A razão é simples: toda educabilidade filosófica possível se liga aos começos que o novo apresenta às instituições de ensino, aos educadores e aos próprios educandos. E isso não é de agora. Desde a Antiguidade o homem manifesta entendimentos nessa perspectiva. Para Arendt, “O papel desempenhado pela educação em todas as utopias políticas, a partir dos tempos antigos, mostra o quanto parece natural iniciar um mundo novo com aqueles que são novos por nascimento e por natureza.”
Às vezes, contudo, a perspectiva do novo e a metáfora dos começos em educação são relegadas a algo de somenos em nosso sistema de ensino, indo afetar a filosofia. Outras vezes elas são completamente esquecidas, até impedidas de adentrar nossas instituições educativas, de todos os níveis, ou rechaçadas daqueles espaços legitimados às práticas do ensinar e do aprender. Aliás, é a filosofia que ilustra sobejamente essa ocorrência. Historicamente, no Brasil, a filosofia sempre teve dificuldade para se firmar nos currículos escolares como um saber que se preste a desempenhar um papel educativo e formativo. Vai ver é porque a filosofia, talvez mais fortemente do que os outros saberes escolares, apega-se aos começos e investe no novo como suas condições de possibilidade. Quando a filosofia não é descartada e renegada, então ela é tratada como um saber pronto e acabado, cristalizado no que se chama de história da filosofia.
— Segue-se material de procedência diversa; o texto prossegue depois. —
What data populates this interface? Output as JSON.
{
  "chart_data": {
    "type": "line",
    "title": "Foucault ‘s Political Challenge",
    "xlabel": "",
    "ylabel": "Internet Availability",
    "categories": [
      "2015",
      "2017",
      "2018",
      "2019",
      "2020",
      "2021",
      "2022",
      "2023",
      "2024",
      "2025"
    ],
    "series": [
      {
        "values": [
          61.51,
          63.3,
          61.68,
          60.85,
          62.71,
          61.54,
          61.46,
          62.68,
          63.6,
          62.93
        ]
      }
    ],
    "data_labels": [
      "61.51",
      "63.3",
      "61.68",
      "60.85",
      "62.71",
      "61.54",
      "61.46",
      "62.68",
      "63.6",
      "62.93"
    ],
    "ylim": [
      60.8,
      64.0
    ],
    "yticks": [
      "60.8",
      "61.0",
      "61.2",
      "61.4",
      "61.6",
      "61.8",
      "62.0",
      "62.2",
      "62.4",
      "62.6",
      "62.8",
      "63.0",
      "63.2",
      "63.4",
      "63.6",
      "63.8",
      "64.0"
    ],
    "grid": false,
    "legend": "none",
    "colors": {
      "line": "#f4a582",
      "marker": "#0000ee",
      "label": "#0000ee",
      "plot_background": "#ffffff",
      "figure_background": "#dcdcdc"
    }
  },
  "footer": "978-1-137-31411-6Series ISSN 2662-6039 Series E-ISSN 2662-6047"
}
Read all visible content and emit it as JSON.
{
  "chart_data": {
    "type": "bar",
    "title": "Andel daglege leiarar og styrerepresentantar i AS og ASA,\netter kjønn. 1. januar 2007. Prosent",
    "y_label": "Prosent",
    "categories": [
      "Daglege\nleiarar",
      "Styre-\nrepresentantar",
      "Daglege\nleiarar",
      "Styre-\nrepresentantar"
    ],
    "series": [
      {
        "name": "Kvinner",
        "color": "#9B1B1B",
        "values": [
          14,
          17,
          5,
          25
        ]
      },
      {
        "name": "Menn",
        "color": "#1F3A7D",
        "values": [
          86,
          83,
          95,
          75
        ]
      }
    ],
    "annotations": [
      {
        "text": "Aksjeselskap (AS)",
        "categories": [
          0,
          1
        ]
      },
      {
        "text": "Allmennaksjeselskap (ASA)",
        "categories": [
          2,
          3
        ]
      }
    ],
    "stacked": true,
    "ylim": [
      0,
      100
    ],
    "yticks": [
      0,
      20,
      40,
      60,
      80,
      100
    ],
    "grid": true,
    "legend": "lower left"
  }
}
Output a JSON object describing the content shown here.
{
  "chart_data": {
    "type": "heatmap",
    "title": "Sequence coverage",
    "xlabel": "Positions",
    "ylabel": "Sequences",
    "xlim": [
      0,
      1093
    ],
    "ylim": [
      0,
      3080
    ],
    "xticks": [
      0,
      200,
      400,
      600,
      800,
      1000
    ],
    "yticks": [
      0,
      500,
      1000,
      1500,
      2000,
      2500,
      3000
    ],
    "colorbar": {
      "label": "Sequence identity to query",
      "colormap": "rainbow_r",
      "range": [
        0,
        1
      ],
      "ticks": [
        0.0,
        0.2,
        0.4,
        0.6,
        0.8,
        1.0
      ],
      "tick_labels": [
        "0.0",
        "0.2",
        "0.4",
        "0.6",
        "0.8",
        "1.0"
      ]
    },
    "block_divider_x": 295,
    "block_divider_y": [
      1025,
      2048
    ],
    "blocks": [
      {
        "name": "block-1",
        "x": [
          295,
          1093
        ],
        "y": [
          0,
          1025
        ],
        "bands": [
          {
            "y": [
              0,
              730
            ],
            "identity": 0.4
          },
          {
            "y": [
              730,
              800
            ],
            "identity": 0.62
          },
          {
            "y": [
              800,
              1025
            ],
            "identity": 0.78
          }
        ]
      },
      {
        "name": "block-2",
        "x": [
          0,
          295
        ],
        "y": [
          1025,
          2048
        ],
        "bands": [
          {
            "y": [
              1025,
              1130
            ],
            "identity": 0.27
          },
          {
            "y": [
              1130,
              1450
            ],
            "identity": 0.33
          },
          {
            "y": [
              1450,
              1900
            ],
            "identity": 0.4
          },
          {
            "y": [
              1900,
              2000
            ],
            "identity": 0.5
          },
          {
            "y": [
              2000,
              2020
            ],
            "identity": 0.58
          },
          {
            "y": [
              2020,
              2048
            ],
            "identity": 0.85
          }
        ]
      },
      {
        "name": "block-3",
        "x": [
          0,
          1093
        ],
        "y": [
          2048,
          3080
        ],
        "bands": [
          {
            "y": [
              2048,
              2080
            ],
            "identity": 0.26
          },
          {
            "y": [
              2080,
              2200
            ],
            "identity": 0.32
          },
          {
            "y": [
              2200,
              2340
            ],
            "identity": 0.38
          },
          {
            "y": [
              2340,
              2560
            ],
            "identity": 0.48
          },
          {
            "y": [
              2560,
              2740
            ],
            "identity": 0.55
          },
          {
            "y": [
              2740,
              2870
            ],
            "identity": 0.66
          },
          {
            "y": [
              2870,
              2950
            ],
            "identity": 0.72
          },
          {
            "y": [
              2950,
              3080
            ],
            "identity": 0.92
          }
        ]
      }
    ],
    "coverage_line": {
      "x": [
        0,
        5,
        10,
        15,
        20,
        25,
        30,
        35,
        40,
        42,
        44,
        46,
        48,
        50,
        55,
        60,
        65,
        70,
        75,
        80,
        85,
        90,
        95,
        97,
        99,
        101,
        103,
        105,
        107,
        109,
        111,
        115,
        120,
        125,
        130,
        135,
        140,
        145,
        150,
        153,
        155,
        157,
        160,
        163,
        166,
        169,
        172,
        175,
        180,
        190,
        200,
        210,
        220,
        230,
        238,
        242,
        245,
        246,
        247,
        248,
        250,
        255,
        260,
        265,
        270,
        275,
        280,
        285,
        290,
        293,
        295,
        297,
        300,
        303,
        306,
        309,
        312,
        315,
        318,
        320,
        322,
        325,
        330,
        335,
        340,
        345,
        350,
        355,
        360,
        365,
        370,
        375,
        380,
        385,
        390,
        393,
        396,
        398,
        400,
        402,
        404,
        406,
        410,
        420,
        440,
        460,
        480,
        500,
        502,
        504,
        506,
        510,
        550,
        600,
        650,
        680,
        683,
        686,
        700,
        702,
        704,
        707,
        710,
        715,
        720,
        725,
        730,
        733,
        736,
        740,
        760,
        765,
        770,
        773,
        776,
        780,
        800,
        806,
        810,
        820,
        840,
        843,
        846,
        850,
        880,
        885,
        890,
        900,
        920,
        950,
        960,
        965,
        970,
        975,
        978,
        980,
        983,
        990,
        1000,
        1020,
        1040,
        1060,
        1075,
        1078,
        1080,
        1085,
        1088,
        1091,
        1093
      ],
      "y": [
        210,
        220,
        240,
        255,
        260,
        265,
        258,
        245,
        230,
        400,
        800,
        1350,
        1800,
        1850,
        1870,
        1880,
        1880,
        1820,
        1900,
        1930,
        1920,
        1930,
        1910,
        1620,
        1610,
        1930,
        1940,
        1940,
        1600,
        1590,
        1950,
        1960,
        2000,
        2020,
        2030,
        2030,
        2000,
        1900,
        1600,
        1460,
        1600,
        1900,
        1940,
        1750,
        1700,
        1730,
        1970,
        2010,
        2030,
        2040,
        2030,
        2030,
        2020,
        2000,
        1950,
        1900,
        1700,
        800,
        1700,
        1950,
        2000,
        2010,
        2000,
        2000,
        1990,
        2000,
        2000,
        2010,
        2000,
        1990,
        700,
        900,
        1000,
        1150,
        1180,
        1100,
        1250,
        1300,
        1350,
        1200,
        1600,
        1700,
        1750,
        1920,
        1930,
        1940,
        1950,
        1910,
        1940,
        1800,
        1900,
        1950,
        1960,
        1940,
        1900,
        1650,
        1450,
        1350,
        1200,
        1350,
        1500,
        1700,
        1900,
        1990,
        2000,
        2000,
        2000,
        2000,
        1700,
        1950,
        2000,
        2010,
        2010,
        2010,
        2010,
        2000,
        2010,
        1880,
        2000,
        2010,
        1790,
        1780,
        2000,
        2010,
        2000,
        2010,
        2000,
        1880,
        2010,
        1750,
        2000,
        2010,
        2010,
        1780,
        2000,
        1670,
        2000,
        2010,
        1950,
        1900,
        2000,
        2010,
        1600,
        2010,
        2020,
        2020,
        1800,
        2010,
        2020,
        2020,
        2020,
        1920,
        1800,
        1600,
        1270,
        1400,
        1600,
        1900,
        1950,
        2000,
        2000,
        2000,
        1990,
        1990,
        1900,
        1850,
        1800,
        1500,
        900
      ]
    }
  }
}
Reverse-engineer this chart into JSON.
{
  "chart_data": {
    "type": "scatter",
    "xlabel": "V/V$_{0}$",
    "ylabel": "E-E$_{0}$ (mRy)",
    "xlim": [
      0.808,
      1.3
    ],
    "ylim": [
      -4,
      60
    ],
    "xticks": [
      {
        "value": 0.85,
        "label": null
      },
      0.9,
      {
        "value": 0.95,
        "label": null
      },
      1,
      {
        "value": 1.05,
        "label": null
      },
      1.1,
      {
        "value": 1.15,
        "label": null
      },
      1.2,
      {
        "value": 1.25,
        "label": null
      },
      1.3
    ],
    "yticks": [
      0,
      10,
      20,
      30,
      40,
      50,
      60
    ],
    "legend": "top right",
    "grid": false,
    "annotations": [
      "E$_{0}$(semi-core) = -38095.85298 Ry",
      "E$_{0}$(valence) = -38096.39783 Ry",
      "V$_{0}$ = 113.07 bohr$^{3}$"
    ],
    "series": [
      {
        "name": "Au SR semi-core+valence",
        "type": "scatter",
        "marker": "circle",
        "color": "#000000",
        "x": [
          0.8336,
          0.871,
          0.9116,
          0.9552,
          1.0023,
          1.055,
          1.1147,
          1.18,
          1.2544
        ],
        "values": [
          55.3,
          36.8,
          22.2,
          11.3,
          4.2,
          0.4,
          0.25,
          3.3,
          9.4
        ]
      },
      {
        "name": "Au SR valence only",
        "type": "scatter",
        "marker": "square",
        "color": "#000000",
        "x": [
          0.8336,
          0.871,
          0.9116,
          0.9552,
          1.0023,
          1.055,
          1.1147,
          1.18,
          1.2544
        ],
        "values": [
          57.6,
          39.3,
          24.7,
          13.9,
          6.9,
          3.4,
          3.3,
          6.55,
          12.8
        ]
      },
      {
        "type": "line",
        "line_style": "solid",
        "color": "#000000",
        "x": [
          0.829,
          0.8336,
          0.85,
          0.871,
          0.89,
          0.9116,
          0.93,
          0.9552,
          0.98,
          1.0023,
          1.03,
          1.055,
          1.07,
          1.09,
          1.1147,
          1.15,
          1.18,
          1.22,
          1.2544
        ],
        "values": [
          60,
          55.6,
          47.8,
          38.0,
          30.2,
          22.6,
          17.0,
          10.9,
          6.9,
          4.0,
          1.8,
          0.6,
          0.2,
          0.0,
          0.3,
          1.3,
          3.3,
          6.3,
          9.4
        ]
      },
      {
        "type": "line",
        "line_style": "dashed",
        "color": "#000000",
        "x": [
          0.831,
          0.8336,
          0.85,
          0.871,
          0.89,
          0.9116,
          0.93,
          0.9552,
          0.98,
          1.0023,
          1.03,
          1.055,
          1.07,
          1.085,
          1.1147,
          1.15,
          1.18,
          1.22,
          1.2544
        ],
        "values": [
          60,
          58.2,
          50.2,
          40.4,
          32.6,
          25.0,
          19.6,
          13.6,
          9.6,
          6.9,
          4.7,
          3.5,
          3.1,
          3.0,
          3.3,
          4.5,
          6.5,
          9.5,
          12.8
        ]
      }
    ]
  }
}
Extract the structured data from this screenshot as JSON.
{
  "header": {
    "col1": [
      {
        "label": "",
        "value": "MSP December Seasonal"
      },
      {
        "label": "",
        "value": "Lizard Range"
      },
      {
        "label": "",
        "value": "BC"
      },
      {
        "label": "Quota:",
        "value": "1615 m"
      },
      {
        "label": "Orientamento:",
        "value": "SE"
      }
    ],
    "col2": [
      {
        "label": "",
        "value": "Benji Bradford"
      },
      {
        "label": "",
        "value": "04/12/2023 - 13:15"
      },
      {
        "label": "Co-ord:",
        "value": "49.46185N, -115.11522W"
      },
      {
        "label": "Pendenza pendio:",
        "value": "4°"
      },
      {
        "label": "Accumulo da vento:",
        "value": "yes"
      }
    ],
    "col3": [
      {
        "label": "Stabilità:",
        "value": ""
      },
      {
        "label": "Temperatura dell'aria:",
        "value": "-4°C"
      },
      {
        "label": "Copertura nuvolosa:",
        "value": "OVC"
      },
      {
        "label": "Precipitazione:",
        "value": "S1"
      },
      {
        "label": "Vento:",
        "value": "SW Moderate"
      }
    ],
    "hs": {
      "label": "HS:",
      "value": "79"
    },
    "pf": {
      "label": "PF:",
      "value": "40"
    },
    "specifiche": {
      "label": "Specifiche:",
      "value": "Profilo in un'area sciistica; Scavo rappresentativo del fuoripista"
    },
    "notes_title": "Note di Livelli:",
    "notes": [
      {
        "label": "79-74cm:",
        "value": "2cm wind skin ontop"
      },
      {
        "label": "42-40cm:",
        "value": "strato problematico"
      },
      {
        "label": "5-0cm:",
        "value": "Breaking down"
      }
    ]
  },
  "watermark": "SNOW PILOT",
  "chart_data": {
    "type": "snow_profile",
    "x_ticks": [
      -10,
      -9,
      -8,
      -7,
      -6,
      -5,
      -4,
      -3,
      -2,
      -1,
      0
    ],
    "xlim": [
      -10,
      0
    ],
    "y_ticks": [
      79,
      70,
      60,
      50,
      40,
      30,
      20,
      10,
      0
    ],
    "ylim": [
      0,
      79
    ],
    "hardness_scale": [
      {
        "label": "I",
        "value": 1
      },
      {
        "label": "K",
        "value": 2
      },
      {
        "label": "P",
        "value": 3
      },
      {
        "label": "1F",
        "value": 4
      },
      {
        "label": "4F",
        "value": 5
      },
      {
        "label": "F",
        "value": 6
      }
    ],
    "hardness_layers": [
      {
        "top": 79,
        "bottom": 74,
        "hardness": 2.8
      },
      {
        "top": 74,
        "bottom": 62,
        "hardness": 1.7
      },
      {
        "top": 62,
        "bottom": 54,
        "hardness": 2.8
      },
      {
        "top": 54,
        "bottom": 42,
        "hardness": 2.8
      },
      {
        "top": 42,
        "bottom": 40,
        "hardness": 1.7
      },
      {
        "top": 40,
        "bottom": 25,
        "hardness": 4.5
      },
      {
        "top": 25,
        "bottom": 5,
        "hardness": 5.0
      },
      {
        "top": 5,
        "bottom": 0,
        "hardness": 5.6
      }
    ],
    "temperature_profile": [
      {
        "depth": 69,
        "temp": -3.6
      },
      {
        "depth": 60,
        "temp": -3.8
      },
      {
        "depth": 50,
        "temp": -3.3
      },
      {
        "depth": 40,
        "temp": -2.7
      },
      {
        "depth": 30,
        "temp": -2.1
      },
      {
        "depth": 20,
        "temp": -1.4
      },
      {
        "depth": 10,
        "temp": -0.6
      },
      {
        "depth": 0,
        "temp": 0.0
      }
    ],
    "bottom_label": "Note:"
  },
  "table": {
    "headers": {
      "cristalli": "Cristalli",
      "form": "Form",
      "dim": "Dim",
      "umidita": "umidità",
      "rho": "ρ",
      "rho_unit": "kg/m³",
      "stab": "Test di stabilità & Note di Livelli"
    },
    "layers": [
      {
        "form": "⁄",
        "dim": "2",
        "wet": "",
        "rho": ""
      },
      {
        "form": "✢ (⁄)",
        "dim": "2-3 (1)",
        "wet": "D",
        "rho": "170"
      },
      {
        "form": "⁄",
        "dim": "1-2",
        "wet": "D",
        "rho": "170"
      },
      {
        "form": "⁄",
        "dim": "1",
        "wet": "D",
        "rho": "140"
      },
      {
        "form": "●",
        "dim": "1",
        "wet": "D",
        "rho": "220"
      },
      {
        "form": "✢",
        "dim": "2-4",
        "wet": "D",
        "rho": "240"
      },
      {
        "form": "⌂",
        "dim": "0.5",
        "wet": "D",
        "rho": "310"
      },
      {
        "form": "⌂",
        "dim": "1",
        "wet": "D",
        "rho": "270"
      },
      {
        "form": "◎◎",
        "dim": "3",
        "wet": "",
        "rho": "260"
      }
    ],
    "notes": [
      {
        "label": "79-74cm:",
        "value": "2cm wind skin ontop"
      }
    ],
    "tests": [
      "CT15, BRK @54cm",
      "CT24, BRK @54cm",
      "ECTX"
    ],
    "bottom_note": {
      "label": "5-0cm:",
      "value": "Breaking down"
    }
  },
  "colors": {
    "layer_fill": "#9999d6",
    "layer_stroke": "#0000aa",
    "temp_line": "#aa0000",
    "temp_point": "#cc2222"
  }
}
Nietzsche, no Schopenhauer educador (São Paulo: Abril Cultural, 1983) foi severo em sua crítica aos que se aferram ao “já feito” no campo filosófico como se isso pudesse ser toda a filosofia possível, e não como parte do empreendimento filosófico-educativo. Disse Nietzsche: “a história erudita do passado nunca foi a ocupação de um filósofo verdadeiro, nem na Índia nem na Grécia”. É que se o professor que se ocupa com o ensino da filosofia e com o filosofar se prender à “história erudita do passado”, com o “predeterminado”, no máximo esse profissional poderá atuar como um “repensador e pós-pensador, e antes de tudo um conhecedor erudito de todos os pensadores anteriores; dos quais sempre poderá contar algo a seus alunos” Ademais, em agindo assim, esse professor, na perspectiva nietzscheana, não irá além de um “competente filólogo, antiquário, conhecedor de línguas, historiador – mas nunca é um filósofo”. Os começos trazidos pelo novo parecerem ser especificidade do filósofo e do filosofar que educam.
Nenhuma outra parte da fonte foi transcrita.